Павлик расхохотался.
— Ты чего смеешься? — Элла Ипполитовна обиделась.
— Степа шутит, вот я и смеюсь.
— Что значит шутит? Какие могут быть шутки с премией?
Все-таки Павлик здорово устал за год, что пришлось работать и учиться, и потому не решился сразу сдавать вступительные в институт. А главное — судьба нанесла ему предательский удар.

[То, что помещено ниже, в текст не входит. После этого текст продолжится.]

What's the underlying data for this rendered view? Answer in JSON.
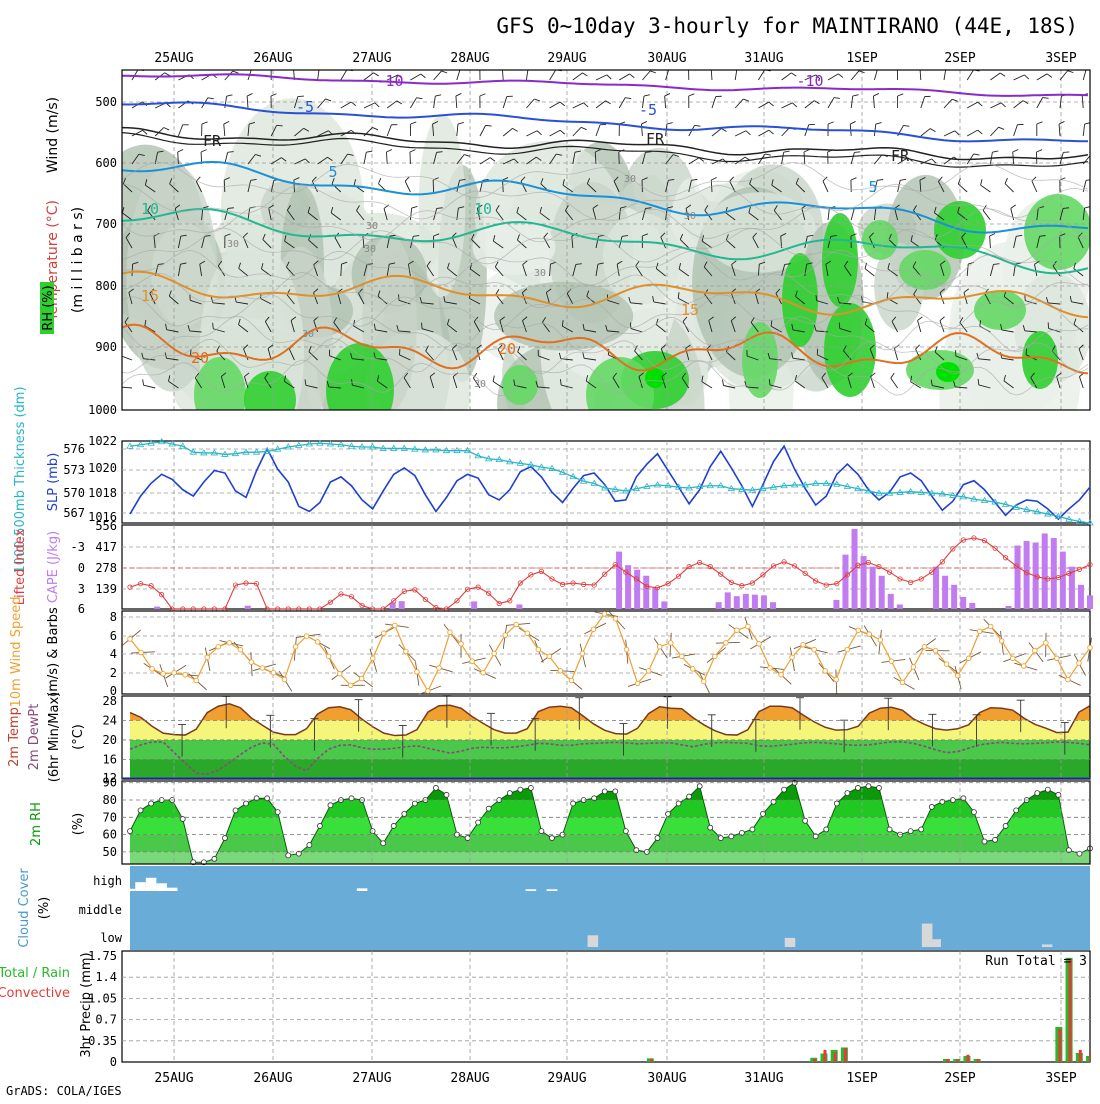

После извещения об отце мать стала чахнуть, хиреть, хотя никаких болезней доктора у нее не находили. Павлик очень рано понял, что была его мама из редкой категории женщин-однолюбок. Неизвестность-надежда поддерживала ее, не давала падать духом. Теперь пришла жестокая ясность. К тому же сын вырос, стал самостоятелен, упрям. Ему она уже не нужна. Так она думала, не понимая, что теперь-то она нужна ему больше, чем когда бы то ни было — нужно само ощущение, что мама есть на свете. Жизненный стержень в ней сломался. Однажды утром Ольга Сергеевна не проснулась…
Вот отчего старый дом на улице Пастера был накрепко спаян с судьбой Павлика Кольцова. Корни — здесь были его корни…
С тяжелым чемоданом в руке Павлик открыл дверь своей квартиры и прошел в самый конец длинного коридора. В замочной скважине белел свернутый листок бумаги. Павлик включил свет и прочел записку. Знакомый почерк: «Павлик, я ничего не понимаю! Твой сосед Степан сообщил мне, что ты взял отпуск и отправился путешествовать. Почему же ты не предупредил меня? Надеюсь, что это мистификация, и потому оставляю записку. Зайди ко мне утром. Буду ждать до десяти часов. Л.»
Павлик медленно свернул бумажку и сунул ее в задний карман брюк. Развернул на диванчике постель и нырнул под одеяло…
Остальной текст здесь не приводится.